Liam Fox, that friend of liberty, that most rabid Tory, has done it again. Joe Glenton, on a man who’s only qualification in defence matters is that of a civilian GP on a military base, where he once worked near some servicemen.
Ever since I started to follow his exploits, the War on Terror’s own Captain Mainwaring has left me with questions which burn me. Amongst them: have they just let him out for the day? How is it that of all those tens of millions of sperm, the one that made Fox was quickest?
My first experience of Fox was when he was badmouthing me in a right-wing news-rag. Nothing personal, I’m sure; it was to score a few political points against Bob Ainsworth, outgoing secretary of defence and previous conqueror of Afghanistan.
Fox, who claimed that Ainsworth should’ve restrained me from marching against the festering lie of the Afghan occupation, moralised and foamed about the impact my dissent might have on the desperate, poor youths he continues to despatch there to die for nothing. ‘nothing’ ,he spouted, ‘seems to have been done to stop him…’ . I thank him for this idiot quote, it will be on the cover of my book when it is published. But there my goodwill ends, as do Fox’s credentials as an ethicist.

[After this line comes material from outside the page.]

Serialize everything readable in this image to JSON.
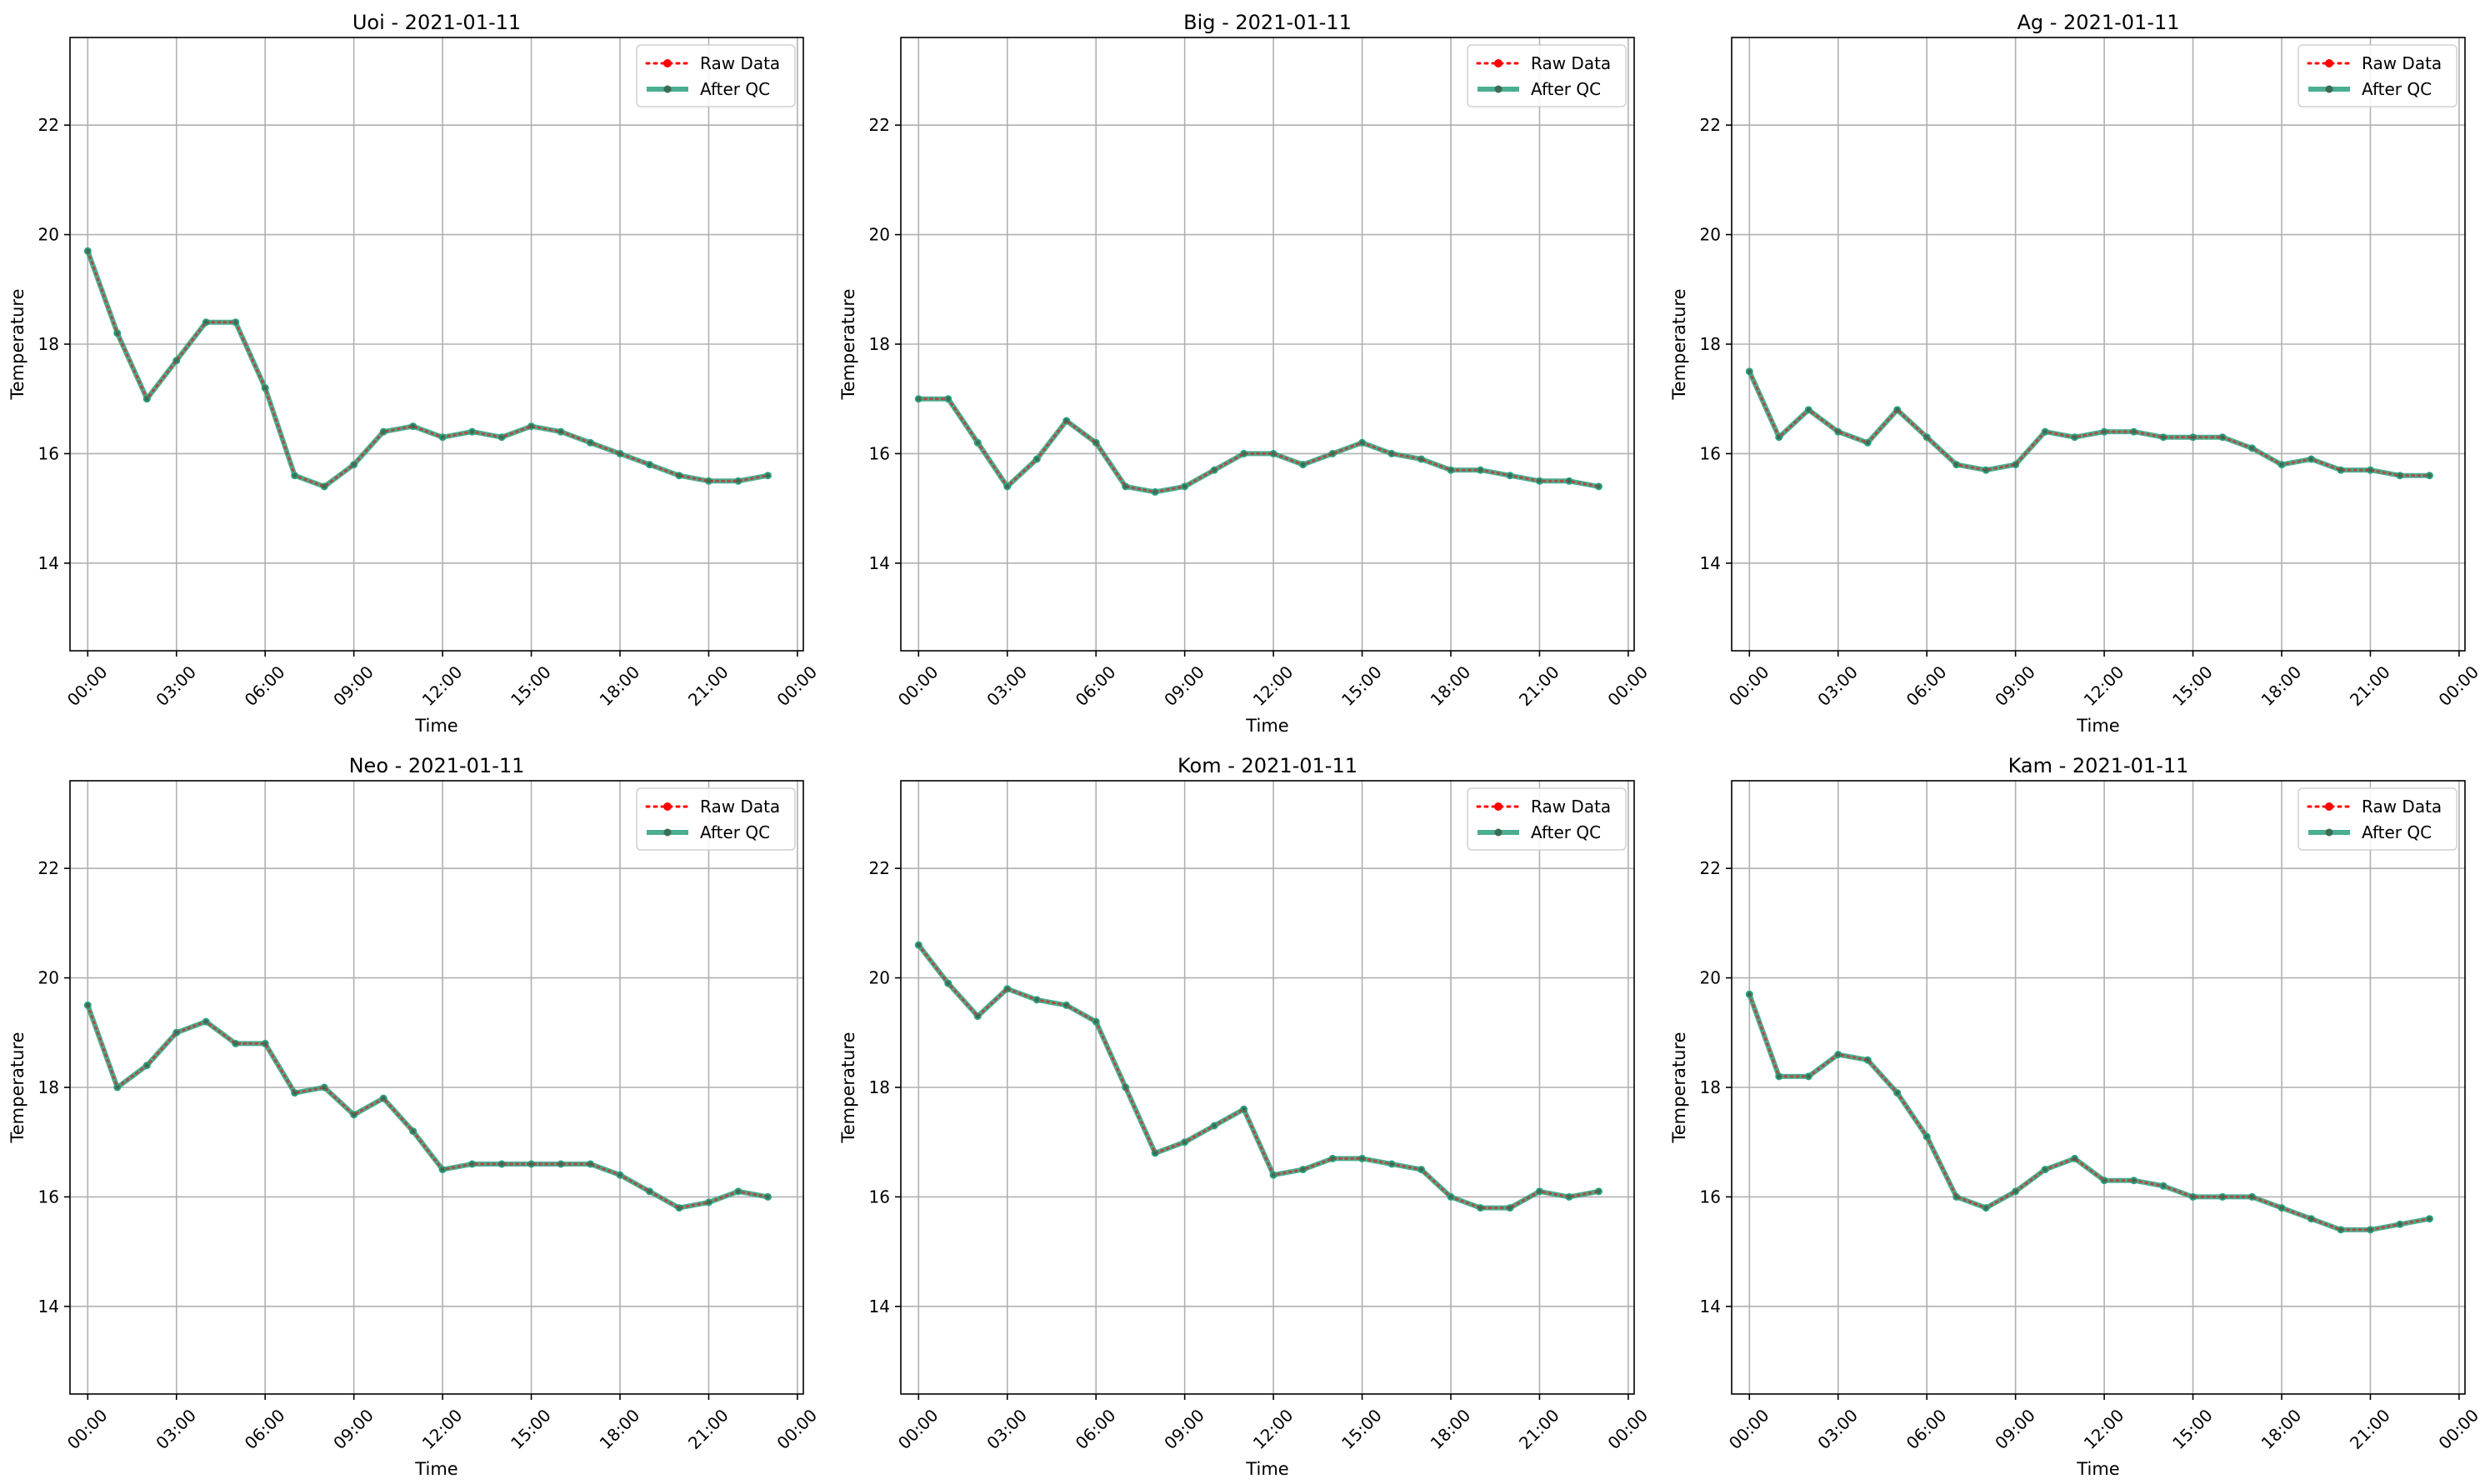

Liam Fox, a man who’s only qualification in defence matters is, that as a civilian GP on a military base he once worked near some servicemen.
Liam Fox, who was a chief looter in the expenses scandal and who then complained that he had been made to repay what he had stolen from the taxpayer.
Liam Fox who, it’s alleged, leaked information from his department and managed to limit the cuts to Defence from 20% to 8% , whilst EMA was being cancelled and access to university being priced beyond reach of the poor.
Fox, the self-proclaimed ‘hawk on defence’ whose dynamic leadership and rousing oratory is more akin to a budgerigar on Afghan heroin; even as men he doesn’t know are ripped apart by IED’s for nothing much at all.
Fox, whose, not slightly but fully, racist assertion that Afghanistan was a country of primitives beyond help led to the apt moniker ‘13th Century’ Fox, and left me wondering if his values were Victorian or medieval.
Fox, a Tory to the point of almost catatonic stupor, puts himself on the right of the Conservative Party; as if it actually had a left. To borrow loosely what Galloway said of Cameron over Libya; it’s a good job we can’t see his bottom half when he’s facing the camera and talking about war…
Now, for his latest exploit, he has got himself in a spot of bother for, allegedly, allowing his flatmate, one Adam Werrity, to wander in and out of the MoD willy-nilly, produce business cards naming himself as Fox’s “advisor” and, some reports suggest, put it on expenses.
The relationship has much wider implications: the Fox-Werrity special relationship is caught up with the pan-Atlantic one. Werrity was director and only employee of the charity Atlantic Bridge, founded by Fox with a remit to develop relationships between the American and British political right.
Atlantic Bridge is connected to the American Legislative Exchange Council, which aims to ‘further the ideals exemplified by Ronald Reagan and Margaret Thatcher’. The council has received nearly three-quarters of a million dollars from group connected to the Tea Party movement, in particular the unfortunately, but not inaccurately, named Koch Foundation. The Koch Foundation is a right-wing lobbying group which not only fights for the interests of tobacco corporations, but attempts to debunk climate change as well as opposing, what it perceives to be, the manifestly Marxist-Leninist healthcare reforms promoted and then dissipated by Obama.
Werrity also attended a lecture given by Fox in Colombo, Sri Lanka during his much publicised and rescheduled trip to the country in which he had worked in the nineties. The trip was marred by a row with Foreign Secretary William Hague and tactically postponed for a short while due to Wikileaks timely revelations about war crimes during the recent conflict with the Tamil Tigers.
Exactly where Fox sits amid all of this is unclear, beyond the sense that the man is a gaping tear in the very fabric of reason; the chaos which follows him reflects that. Cameron is bad enough, but we might be forgiven for feeling slightly relieved that Fox didn’t win the 2005 leadership contest.
Either way, Fox shares much with Cameron. I met David in Afghanistan, that leader of men, when he visited the troops in his mustard coloured cords, with his phalanx of SAS bodyguards, his face shinier than normal in the 56 degrees we common scum spent half a year working, choking, fighting and dying in. I expect he doesn’t remember me.
Cameron gave us the same look that Fox smirks into every camera; the kind of look which for time immemorial has done for ruling classes and started revolutions; I suggest we follow suit, if we need any more motivation than Fox, either the man, his corruption or his deeds, we are unworthy of the title ‘revolutionaries’. I insert one caveat, though it’s open to debate, if it all comes off, Fox’s first hearing is with me.